Monday, July 09, 2012

Just in time for the All-Star game, some baseball-related global warming propaganda!: Baseball stadiums could suffer from CO2-induced flooding or bee swarms; the article also helpfully points out that sitting outdoors when it's too hot "can be unpleasant"

Climate: Warming could be bad for ballplayers, but good for home runs -- 07/09/2012 -- www.eenews.net

Tomorrow's Major League Baseball All-Star Game may provide some needed distraction for many fans across the country affected by the wildfires, heat, flooding and weather-related outages that have characterized the last couple of weeks.

But could America's pastime also be feeling the effects of a changing climate that makes inclement weather more common? And what might baseball do to respond to those changes?

Amanda Staudt, a senior scientist at the National Wildlife Federation, said baseball could feel the effects of climate change in "ways large and small."

"It's possible a stadium could sustain significant damage from rising waters or from a major storm," she said.

More mundane effects of warming could also create a nuisance. Warmer winters have been linked to out-of-control insect populations, and some of those pests have occasionally had the itch to see a baseball game.

In May, a swarm of bees briefly interrupted an Arizona-Colorado game in Denver.

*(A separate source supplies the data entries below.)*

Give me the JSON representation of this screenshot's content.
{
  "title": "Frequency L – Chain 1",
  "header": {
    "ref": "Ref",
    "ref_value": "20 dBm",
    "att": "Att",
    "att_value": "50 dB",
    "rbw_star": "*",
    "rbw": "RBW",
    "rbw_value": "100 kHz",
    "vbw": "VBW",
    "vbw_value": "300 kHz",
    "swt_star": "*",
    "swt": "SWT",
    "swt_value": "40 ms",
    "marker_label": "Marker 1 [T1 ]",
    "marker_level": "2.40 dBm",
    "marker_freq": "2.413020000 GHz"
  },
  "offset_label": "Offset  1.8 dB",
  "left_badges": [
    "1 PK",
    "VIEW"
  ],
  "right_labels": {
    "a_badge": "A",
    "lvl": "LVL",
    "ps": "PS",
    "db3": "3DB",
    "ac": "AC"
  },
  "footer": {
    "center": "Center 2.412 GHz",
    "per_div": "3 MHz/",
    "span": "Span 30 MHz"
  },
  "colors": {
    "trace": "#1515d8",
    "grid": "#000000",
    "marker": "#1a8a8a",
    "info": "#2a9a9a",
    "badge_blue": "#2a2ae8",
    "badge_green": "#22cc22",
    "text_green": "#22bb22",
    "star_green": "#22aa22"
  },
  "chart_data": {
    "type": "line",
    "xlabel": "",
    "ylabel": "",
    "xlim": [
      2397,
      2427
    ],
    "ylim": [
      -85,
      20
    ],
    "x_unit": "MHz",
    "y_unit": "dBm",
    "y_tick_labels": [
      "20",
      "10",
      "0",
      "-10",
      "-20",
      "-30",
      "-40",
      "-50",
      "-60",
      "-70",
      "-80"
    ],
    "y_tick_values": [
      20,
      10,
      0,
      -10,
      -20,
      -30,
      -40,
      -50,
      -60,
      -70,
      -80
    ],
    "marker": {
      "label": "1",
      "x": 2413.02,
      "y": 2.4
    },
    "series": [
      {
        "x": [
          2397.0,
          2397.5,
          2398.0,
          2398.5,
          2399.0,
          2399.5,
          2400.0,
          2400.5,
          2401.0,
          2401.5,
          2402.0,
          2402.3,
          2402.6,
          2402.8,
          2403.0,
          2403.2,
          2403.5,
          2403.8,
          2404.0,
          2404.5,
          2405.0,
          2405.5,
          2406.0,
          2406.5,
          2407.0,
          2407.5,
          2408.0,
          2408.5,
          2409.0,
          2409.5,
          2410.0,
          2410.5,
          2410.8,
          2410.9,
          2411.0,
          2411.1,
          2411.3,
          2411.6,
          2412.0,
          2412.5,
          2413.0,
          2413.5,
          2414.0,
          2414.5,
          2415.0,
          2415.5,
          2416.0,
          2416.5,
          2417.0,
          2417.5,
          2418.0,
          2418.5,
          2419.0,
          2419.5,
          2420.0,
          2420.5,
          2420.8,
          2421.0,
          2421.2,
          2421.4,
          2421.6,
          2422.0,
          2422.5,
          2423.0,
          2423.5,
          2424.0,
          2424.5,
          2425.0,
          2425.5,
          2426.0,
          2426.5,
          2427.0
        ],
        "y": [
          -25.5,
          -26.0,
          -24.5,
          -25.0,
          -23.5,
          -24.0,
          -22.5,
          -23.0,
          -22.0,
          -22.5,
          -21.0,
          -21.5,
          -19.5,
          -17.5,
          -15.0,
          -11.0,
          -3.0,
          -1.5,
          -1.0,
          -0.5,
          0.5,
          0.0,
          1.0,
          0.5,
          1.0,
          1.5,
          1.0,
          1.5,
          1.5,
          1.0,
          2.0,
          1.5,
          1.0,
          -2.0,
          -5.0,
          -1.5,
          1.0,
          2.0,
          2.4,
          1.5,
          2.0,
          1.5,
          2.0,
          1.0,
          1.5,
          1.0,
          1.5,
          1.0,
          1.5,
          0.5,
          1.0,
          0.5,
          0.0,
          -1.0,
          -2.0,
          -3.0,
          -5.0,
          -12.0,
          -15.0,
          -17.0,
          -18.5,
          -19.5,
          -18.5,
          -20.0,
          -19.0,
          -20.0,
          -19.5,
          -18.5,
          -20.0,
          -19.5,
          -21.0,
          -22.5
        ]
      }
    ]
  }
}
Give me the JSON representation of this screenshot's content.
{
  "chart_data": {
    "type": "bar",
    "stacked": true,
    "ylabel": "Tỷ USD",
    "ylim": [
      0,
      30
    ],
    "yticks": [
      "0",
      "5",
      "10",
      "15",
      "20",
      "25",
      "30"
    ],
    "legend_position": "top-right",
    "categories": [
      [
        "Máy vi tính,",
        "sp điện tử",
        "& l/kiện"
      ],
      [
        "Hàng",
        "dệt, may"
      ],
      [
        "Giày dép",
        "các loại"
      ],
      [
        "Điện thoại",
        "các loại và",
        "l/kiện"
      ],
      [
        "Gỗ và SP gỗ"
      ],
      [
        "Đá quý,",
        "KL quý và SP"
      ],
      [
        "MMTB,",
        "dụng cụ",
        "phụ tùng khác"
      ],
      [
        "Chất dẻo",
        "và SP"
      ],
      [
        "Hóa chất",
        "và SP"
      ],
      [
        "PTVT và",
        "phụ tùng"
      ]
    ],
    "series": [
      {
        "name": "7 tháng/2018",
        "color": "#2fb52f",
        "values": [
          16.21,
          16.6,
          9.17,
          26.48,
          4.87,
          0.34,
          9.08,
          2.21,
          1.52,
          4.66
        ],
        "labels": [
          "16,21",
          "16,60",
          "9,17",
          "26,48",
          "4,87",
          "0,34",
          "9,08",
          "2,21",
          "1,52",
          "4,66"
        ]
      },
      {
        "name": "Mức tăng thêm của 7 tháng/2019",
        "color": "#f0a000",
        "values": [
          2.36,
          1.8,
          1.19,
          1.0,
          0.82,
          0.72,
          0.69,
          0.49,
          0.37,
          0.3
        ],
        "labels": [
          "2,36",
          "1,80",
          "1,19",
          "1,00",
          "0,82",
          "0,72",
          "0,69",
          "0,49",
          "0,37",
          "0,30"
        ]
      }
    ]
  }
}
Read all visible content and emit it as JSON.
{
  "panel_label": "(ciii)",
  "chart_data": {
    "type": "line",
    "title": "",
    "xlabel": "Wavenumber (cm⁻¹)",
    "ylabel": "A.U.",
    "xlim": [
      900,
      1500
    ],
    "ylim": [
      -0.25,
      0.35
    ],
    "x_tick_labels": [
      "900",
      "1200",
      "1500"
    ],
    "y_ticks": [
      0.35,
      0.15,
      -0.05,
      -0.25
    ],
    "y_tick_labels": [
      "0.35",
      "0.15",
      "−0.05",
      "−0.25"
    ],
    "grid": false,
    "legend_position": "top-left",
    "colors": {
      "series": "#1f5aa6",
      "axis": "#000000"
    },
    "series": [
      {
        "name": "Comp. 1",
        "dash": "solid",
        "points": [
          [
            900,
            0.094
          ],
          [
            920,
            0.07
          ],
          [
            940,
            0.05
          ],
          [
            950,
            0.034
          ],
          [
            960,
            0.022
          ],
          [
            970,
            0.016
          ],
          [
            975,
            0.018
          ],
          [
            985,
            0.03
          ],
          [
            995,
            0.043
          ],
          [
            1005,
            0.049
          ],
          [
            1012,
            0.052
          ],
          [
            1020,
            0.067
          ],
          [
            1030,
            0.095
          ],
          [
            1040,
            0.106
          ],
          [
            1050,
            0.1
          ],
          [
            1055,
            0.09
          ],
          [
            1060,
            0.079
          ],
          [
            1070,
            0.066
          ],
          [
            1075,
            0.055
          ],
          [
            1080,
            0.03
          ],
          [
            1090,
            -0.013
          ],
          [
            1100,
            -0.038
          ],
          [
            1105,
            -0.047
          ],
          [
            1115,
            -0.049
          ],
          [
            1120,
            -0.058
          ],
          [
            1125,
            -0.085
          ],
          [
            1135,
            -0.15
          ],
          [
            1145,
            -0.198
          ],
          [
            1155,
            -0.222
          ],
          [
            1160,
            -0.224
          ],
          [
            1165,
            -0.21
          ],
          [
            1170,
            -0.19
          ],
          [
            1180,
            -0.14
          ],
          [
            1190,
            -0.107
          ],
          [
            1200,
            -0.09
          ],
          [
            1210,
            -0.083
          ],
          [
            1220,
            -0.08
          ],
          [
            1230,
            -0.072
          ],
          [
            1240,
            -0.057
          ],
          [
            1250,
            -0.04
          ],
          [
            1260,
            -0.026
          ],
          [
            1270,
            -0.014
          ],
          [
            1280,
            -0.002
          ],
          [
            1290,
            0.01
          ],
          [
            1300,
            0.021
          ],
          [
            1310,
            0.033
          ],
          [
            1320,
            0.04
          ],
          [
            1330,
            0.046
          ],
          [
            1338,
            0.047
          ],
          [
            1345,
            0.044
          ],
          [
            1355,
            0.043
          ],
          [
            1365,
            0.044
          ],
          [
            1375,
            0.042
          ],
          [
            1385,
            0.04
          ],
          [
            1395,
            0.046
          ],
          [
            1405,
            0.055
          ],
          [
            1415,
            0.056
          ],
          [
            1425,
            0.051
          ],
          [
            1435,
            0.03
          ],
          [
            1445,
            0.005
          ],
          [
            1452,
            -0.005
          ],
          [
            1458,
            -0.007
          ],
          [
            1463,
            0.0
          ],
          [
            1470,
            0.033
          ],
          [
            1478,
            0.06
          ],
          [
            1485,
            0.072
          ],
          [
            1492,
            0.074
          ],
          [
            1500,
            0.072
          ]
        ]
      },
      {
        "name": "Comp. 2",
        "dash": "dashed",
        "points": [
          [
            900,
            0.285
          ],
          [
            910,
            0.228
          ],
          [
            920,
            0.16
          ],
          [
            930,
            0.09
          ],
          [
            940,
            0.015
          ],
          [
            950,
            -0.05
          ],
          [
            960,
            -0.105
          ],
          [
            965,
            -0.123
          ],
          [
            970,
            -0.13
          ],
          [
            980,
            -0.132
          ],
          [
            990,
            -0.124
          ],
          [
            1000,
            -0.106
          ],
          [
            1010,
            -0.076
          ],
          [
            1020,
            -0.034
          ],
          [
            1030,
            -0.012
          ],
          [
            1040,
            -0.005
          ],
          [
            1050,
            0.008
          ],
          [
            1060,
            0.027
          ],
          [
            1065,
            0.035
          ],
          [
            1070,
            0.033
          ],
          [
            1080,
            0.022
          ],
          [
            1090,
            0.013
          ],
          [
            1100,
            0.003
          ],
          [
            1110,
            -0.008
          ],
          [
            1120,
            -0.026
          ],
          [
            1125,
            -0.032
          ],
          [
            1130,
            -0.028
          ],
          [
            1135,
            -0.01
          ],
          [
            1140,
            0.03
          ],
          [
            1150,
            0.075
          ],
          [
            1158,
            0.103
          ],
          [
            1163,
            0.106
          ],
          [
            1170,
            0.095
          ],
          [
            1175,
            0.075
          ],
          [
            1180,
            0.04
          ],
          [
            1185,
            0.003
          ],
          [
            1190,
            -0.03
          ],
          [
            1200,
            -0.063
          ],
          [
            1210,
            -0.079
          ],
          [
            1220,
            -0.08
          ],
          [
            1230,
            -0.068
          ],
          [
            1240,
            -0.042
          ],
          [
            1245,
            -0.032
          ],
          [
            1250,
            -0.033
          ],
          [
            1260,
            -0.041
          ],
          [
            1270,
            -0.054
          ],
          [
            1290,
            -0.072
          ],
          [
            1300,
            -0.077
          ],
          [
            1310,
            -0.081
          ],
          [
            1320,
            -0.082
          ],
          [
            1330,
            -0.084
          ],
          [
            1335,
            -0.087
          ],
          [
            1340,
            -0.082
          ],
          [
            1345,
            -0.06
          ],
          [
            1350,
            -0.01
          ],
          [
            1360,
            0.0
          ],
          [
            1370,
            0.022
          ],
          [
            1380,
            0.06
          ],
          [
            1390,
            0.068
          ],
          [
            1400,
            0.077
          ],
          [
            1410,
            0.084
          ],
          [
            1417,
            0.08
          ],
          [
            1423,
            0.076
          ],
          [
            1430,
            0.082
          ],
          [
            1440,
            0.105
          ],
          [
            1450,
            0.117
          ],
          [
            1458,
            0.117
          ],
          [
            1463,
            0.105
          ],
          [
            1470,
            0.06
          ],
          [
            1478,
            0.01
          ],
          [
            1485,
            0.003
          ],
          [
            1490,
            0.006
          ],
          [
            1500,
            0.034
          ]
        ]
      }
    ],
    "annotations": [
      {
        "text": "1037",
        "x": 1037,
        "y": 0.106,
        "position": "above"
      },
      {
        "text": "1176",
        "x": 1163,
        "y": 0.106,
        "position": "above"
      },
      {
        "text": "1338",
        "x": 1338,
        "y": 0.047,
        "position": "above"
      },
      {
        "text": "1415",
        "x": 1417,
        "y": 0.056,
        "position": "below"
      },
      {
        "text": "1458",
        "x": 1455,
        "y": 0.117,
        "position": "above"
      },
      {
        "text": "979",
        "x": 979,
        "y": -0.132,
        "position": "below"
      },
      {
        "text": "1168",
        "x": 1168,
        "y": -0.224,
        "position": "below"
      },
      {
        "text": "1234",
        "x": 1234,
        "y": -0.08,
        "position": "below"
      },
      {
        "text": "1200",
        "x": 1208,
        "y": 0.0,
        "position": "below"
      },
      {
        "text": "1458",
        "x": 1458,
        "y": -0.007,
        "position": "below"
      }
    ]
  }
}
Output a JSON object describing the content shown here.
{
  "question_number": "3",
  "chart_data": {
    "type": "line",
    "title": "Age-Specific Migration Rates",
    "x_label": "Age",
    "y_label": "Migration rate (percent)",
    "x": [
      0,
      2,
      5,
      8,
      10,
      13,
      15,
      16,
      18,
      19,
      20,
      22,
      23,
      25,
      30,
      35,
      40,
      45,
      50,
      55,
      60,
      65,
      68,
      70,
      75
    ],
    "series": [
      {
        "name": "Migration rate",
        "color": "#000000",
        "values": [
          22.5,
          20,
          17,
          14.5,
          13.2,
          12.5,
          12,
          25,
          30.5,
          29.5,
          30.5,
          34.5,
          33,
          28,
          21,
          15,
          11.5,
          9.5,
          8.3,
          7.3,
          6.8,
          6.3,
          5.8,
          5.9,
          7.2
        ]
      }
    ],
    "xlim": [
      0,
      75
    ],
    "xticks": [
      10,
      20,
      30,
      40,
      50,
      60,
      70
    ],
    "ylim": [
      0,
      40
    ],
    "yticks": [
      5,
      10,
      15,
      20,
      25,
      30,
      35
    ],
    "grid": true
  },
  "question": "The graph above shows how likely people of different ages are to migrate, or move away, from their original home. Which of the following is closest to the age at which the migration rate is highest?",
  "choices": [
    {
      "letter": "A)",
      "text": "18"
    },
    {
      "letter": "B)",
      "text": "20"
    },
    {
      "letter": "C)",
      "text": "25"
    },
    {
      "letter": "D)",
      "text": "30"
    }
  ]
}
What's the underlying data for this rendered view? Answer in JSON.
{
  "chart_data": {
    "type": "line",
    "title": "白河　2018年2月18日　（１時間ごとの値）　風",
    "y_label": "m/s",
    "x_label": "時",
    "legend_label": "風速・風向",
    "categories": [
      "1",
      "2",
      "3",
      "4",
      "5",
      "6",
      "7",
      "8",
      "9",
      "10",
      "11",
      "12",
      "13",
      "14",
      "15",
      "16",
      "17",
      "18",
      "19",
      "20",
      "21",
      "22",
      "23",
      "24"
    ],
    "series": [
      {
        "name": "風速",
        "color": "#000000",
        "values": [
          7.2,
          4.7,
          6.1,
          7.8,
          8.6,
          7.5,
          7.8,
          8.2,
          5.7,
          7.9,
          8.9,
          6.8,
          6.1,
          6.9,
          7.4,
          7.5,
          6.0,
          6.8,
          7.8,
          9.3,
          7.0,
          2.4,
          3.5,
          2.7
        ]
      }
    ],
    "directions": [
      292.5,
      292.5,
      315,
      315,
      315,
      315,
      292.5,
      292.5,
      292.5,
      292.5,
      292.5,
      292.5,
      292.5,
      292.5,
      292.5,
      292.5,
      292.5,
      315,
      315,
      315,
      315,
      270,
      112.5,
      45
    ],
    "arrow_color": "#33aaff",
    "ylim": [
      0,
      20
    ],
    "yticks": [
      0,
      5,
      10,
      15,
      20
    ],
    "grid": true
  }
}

Flying ants, bees and other unwelcome visitors have attended games in Cleveland, Detroit and elsewhere, in some cases disrupting the action and affecting the score.

Even without the bugs, Staudt pointed out, sitting outdoors in the heat can be unpleasant.

1 comment:

papertiger said...

every game, since the 1800's I suppose, the stats keeper records the temperature and start time.
Possible untampered with climate record which I'd be curious to see.
Did Comiskey Park experience global warming between 1910 and 1990? Doubt it.